To my mind, America, despite all its history and flexibility and versatility and capability is on a political and cultural precipice. Madness, as Goyer said, is like gravity. All it needs is a little push. In a novel, they call it a trigger incident. It just doesn't seem like such a stretch that in a moment in history where Republican politicians are fanning the flames of racist rhetoric and characterizing Obama as pretty-much your worst nightmare: reverse racist, deep-seated-hatred of white people (including half of himself, a quarter of his daughters, his grandparents, and his mother), Satan, Muslim, Kenyan-born illegitimate Commander-in-Chief with his button on the nuclear trigger and his hand on grandma's life support machine, coming to take your guns, give out free abortions, marry gays on the White House lawn, open the borders, give free health care to illegal immigrants, increase the size of government while spending the country to bankruptcy and ruin - it doesn't seem like such a stretch that one of these enterprising gentlemen who have taken it upon themselves to exercise their Second Amendment rights at presidential rallies, might just take the initiative and water the tree of liberty with his blood. I really can't see how Abe Lincoln, Bill McKinley or Jack Kennedy could have pissed of as many people as Barack will in the next four years without even trying, and they all got assassinated. And they were white. Assassination of political leaders is almost as well an established American tradition as assassination of Black leaders; Barack Obama happens to be both of those things. And combine that with the notoriety and publicity that the assassin would undoubtedly get: hero to some the country, reviled by most, but known to all - the politics aside, that might be motivation enough in itself.
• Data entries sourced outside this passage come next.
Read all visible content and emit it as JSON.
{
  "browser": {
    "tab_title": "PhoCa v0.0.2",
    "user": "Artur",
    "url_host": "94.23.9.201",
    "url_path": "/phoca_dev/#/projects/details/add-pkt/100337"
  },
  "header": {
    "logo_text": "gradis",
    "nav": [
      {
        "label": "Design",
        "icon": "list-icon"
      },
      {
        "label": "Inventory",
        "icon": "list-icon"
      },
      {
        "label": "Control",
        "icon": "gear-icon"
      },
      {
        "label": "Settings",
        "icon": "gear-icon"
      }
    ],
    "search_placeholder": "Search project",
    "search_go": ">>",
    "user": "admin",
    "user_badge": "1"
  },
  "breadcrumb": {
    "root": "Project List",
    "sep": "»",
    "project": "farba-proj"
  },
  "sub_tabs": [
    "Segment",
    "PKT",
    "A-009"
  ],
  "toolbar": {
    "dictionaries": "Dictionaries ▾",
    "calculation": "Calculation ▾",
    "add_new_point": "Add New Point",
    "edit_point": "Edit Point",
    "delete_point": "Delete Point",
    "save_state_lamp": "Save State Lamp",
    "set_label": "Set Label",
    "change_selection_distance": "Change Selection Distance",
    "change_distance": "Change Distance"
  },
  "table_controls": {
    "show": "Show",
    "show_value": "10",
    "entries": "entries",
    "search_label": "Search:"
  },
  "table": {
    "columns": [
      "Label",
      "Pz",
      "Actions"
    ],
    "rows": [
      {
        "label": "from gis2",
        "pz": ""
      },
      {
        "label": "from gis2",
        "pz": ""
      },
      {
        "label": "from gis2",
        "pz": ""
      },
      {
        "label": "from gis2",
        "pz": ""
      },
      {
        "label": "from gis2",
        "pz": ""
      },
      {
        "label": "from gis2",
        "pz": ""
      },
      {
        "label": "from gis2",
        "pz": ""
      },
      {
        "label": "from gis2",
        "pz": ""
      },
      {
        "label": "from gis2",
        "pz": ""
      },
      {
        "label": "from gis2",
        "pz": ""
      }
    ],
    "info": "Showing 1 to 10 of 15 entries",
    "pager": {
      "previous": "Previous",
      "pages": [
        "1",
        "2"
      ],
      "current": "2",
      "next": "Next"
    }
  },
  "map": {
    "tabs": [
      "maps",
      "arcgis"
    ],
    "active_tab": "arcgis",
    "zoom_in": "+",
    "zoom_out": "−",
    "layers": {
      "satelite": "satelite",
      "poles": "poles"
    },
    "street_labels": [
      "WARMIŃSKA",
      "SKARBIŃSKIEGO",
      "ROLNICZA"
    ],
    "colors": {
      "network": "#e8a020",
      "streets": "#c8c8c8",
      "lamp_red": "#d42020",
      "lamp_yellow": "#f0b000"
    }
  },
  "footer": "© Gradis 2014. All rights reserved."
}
How much could Republicans distance themselves from the actions of that gunman? How much would they want to? How would the black community react to having their Messiah gunned down over - of all things - trying to give healthcare to the needy? How would the other minorities - particularly the most demographically significant group in the country, the Hispanics - react to the assassination of the President that put the first Latina on the Supreme Court?

Needless to say, I think that act would hasten the end of Pax Americana. Americans would have far more important things to worry about than maintaining order in the world. The cards are stacked against America as it is. I remember watching an episode of Ghost in the Shell: Stand Alone Complex a few years ago, where they explain the history of their future, a future where the United States is a tertiary power to Japan, which had developed technology to scrub atmospheric radiation in the event of nuclear attack. The nuclear threat neutralized through missile defense systems, the American States became divided, philosophically and geographically, between those who sought to push for a new defense paradigm and those who accepted relinquishing their superpower status in the world. When I first saw it, I remembered thinking "What artistic license! That would never happen." All sorts of things seem impossible until they became inevitable. Canadians have much less to argue over and we almost broke apart. The United States fought a civil war over how much they didn't like each other. It's just a feeling...but I think a falling out of historic proportions is on the horizon.